Xiaomi Group has hit a speed bump after five quarters of impressive growth. The Chinese tech company reported Q1 2026 revenue of 99.1 billion yuan, marking the first time in six quarters that quarterly revenue fell below the 100 billion yuan threshold.
The results represent a 10.9% year-over-year decline from 111.3 billion yuan in Q1 2025 and a 15.2% drop from the previous quarter’s 116.9 billion yuan. Net profit also took a hit, falling 56.5% year-over-year to 4.7 billion yuan. The smartphone maker is grappling with rising memory prices and market pressures that are squeezing margins across its core businesses.
In response to the challenging quarter, Xiaomi announced a massive HK$20 billion share repurchase program starting June 2nd. The buyback plan runs for one year and represents the second-highest repurchase intensity in Hong Kong’s stock market, trailing only Tencent. The move signals management’s confidence in the company’s long-term prospects despite near-term headwinds.
This buyback comes as Xiaomi’s stock price has been under severe pressure. Shares closed at HK$29.76, giving the company a market value of HK$769 billion – a dramatic fall from over HK$60 per share just one year ago. The decline since September 2025 has trapped many investors who bought near the peak.
The memory price surge is hitting Xiaomi’s smartphone business particularly hard. Smartphone revenue dropped 12.5% year-over-year to 44.3 billion yuan in Q1, with shipments falling 19.2% to 33.8 million units. However, the average selling price increased 8.2% to 1,310.1 yuan per unit as Xiaomi focused on higher-end devices.
CEO Lei Jun warned that mobile phone prices across the industry will continue rising due to memory cost pressures. “If you want to change your phone in the next year, the earlier the better,” Lei Jun said, noting that TV memory prices have increased 10-fold and the price increases are “very crazy.”
Xiaomi is trying to absorb these cost increases internally rather than immediately passing them to consumers, but executives acknowledged the company’s ability to do so is limited.
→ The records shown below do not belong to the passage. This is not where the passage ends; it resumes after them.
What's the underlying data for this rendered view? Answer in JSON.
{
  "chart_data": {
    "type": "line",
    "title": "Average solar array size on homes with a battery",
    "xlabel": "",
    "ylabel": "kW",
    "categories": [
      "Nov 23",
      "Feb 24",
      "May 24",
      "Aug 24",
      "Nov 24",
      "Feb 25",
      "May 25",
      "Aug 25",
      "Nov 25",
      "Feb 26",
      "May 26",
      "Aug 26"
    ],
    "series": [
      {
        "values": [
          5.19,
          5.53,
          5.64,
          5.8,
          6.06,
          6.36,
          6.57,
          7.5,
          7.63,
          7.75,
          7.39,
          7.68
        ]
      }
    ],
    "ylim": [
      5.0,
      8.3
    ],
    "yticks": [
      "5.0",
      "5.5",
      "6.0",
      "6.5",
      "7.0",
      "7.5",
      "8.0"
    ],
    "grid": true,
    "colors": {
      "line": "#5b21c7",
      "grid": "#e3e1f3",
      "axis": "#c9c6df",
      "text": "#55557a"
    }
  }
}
The strategy involves repositioning products and upgrading the product matrix to balance scale with profitability.
The company’s IoT and consumer products division also struggled, with revenue falling 23.7% to 24.7 billion yuan. This decline was mainly due to the withdrawal of government subsidies in mainland China, though overseas markets showed growth driven by smart TVs and tablets.
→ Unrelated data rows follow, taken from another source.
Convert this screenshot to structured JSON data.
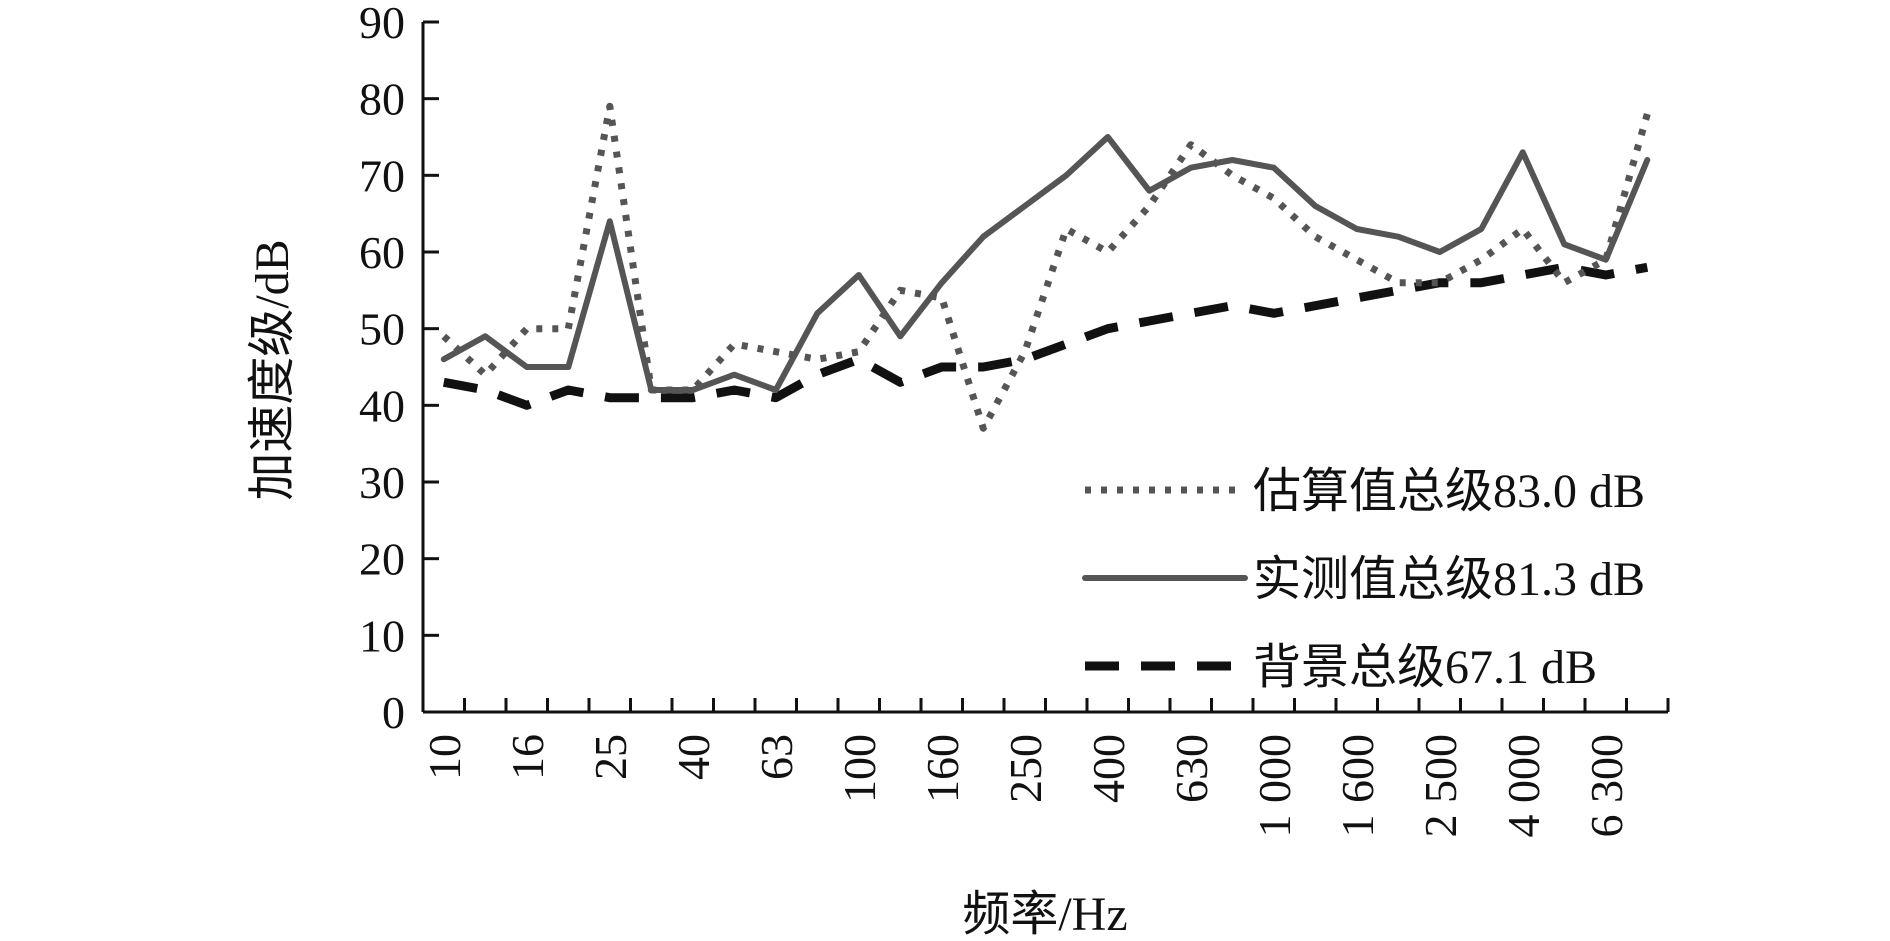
{
  "chart_data": {
    "type": "line",
    "title": "",
    "xlabel": "频率/Hz",
    "ylabel": "加速度级/dB",
    "ylim": [
      0,
      90
    ],
    "yticks": [
      "0",
      "10",
      "20",
      "30",
      "40",
      "50",
      "60",
      "70",
      "80",
      "90"
    ],
    "x_tick_labels": [
      "10",
      "16",
      "25",
      "40",
      "63",
      "100",
      "160",
      "250",
      "400",
      "630",
      "1 000",
      "1 600",
      "2 500",
      "4 000",
      "6 300"
    ],
    "x_tick_every": 2,
    "categories": [
      "10",
      "12.5",
      "16",
      "20",
      "25",
      "31.5",
      "40",
      "50",
      "63",
      "80",
      "100",
      "125",
      "160",
      "200",
      "250",
      "315",
      "400",
      "500",
      "630",
      "800",
      "1 000",
      "1 250",
      "1 600",
      "2 000",
      "2 500",
      "3 150",
      "4 000",
      "5 000",
      "6 300",
      "8 000"
    ],
    "grid": false,
    "legend_position": "bottom-right",
    "series": [
      {
        "name": "估算值总级83.0 dB",
        "style": "dotted",
        "color": "#555555",
        "values": [
          49,
          44,
          50,
          50,
          79,
          42,
          42,
          48,
          47,
          46,
          47,
          55,
          54,
          37,
          47,
          63,
          60,
          66,
          74,
          70,
          67,
          62,
          59,
          56,
          56,
          59,
          63,
          56,
          59,
          78
        ]
      },
      {
        "name": "实测值总级81.3 dB",
        "style": "solid",
        "color": "#555555",
        "values": [
          46,
          49,
          45,
          45,
          64,
          42,
          42,
          44,
          42,
          52,
          57,
          49,
          56,
          62,
          66,
          70,
          75,
          68,
          71,
          72,
          71,
          66,
          63,
          62,
          60,
          63,
          73,
          61,
          59,
          72
        ]
      },
      {
        "name": "背景总级67.1 dB",
        "style": "dashed",
        "color": "#111111",
        "values": [
          43,
          42,
          40,
          42,
          41,
          41,
          41,
          42,
          41,
          44,
          46,
          43,
          45,
          45,
          46,
          48,
          50,
          51,
          52,
          53,
          52,
          53,
          54,
          55,
          56,
          56,
          57,
          58,
          57,
          58
        ]
      }
    ]
  }
}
One bright spot was Xiaomi’s electric vehicle business, which posted 19 billion yuan in revenue – a 5.1% year-over-year increase. Vehicle deliveries grew 6.6% to 80,856 units, helped by the launch of the YU7 series. However, the average selling price decreased slightly to 235,116 yuan due to purchase tax subsidies and lower-priced inventory sales.
President Lu Weibing revealed that the new YU7 will begin formal deliveries this week, with more than half of customers choosing the fully-equipped YU7 GT priced at 429,900 yuan. Production is ramping up gradually, with initial monthly output of about 2,400 units for the flagship GT model.
Looking ahead, Xiaomi is betting heavily on AI to transform its business. Lu Weibing outlined the company’s strategy to “reconstruct the entire ecosystem of vehicles, homes, and people with AI” over the next five years. This includes:
- Developing its MiMo large language models, with MiMo-V2.5-Pro showing strong results among open-source models
- Applying AI to robotics and autonomous driving through VLA models and XLA cognitive architecture
- Integrating AI across devices through tools like miclaw and enhanced Super Xiaoai assistant
The company plans to release a new-generation operating system in July or August that will bring a “different interactive experience” powered by AI. Lu Weibing called AI “the biggest incremental opportunity in the mobile phone industry” and said the entire industry is facing a revolution.
Despite the challenging quarter, Xiaomi maintained its position as a top-three global smartphone vendor for the 23rd consecutive quarter. The company achieved record-high average selling prices both globally and overseas, while smartphone gross profit margins exceeded market expectations.
Xiaomi’s aggressive share buyback program reflects management’s belief that current market conditions don’t reflect the company’s long-term value. Since going public nearly eight years ago, Xiaomi has repurchased over HK$8.4 billion worth of shares in 2026 alone – more than the entire previous year. CEO Lei Jun also personally invested HK$100 million in share buybacks in November 2025 to support the stock price during a particularly volatile period.